Der Windpark Sande zwischen Autobahn 29 und Emds-Jade-Kanal: Bald soll hier auch Freiflächen-Fotovoltaik installiert werden.

Der Windpark Sande zwischen Autobahn 29 und Emds-Jade-Kanal: Bald soll hier auch Freiflächen-Fotovoltaik installiert werden.

Gruppe Gödens

Sande - Der Sander Gemeinderat hat nun abschließend den Weg frei gemacht für den hybriden Energiepark Sande, den die Schloss-Gödens-Gruppe um Maximilian Graf von Wedel inmitten der Flächen des besehenden Windparks Sande plant. Dort soll künftig nicht nur Energie durch Wind, sondern auch durch die Kraft der Sonne erzeugt werden.
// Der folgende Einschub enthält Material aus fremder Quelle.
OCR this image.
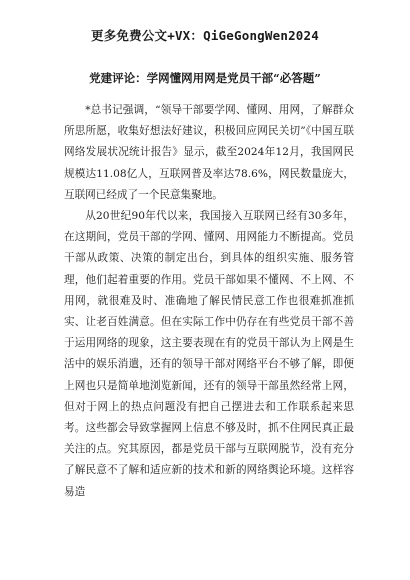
更多免费公文+VX：QiGeGongWen2024
党建评论：学网懂网用网是党员干部“必答题”

*总书记强调，“领导干部要学网、懂网、用网，了解群众所思所愿，收集好想法好建议，积极回应网民关切”《中国互联网络发展状况统计报告》显示，截至2024年12月，我国网民规模达11.08亿人，互联网普及率达78.6%，网民数量庞大，互联网已经成了一个民意集聚地。

从20世纪90年代以来，我国接入互联网已经有30多年，在这期间，党员干部的学网、懂网、用网能力不断提高。党员干部从政策、决策的制定出台，到具体的组织实施、服务管理，他们起着重要的作用。党员干部如果不懂网、不上网、不用网，就很难及时、准确地了解民情民意工作也很难抓准抓实、让老百姓满意。但在实际工作中仍存在有些党员干部不善于运用网络的现象，这主要表现在有的党员干部认为上网是生活中的娱乐消遣，还有的领导干部对网络平台不够了解，即便上网也只是简单地浏览新闻，还有的领导干部虽然经常上网，但对于网上的热点问题没有把自己摆进去和工作联系起来思考。这些都会导致掌握网上信息不够及时，抓不住网民真正最关注的点。究其原因，都是党员干部与互联网脱节，没有充分了解民意不了解和适应新的技术和新的网络舆论环境。这样容易造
Die Pläne wurden vor rund einem Jahr erstmals im Rat vorgestellt, dann in den Fachausschüssen weiter beraten und wurden von Beginn als wichtiger Beitrag verstanden, um die Klimaschutzziele zu erreichen. Nun wird der Flächennutzungsplan entsprechend geändert. Der Rat gab bei nur einer Gegenstimme von Reemt Borchers (CDU) dem Vorhaben die Zustimmung.

Baubeginn Anfang 2023

Die Friesen Elektra der Unternehmensgruppe Schloss Gödens ist Windparkbetreiber in Sande. Der Windpark soll nun durch Freiflächen-Fotovoltaikmodule zum hybriden Energiepark ausgebaut werden. Damit soll „grüne Energie“ erzeugt werden, die zur Produktion von grünem Wasserstoff genutzt werden kann. Die Schloss-Gödens-Gruppe beabsichtigt in ihrem Windpark und in daran angrenzenden Flächen Freiflächen-Fotovoltaik mit einer Gesamtleistung von 95 Megawatt zu installieren. Baubeginn für die Fotovoltaikanlagen soll von Wedel zufolge bereits Anfang 2023 sein. Bereits in einem Jahr soll aus dem Hybriden Energiepark Sande grüner Strom für rechnerisch etwa 50 000 Durchschnittshaushalte fließen.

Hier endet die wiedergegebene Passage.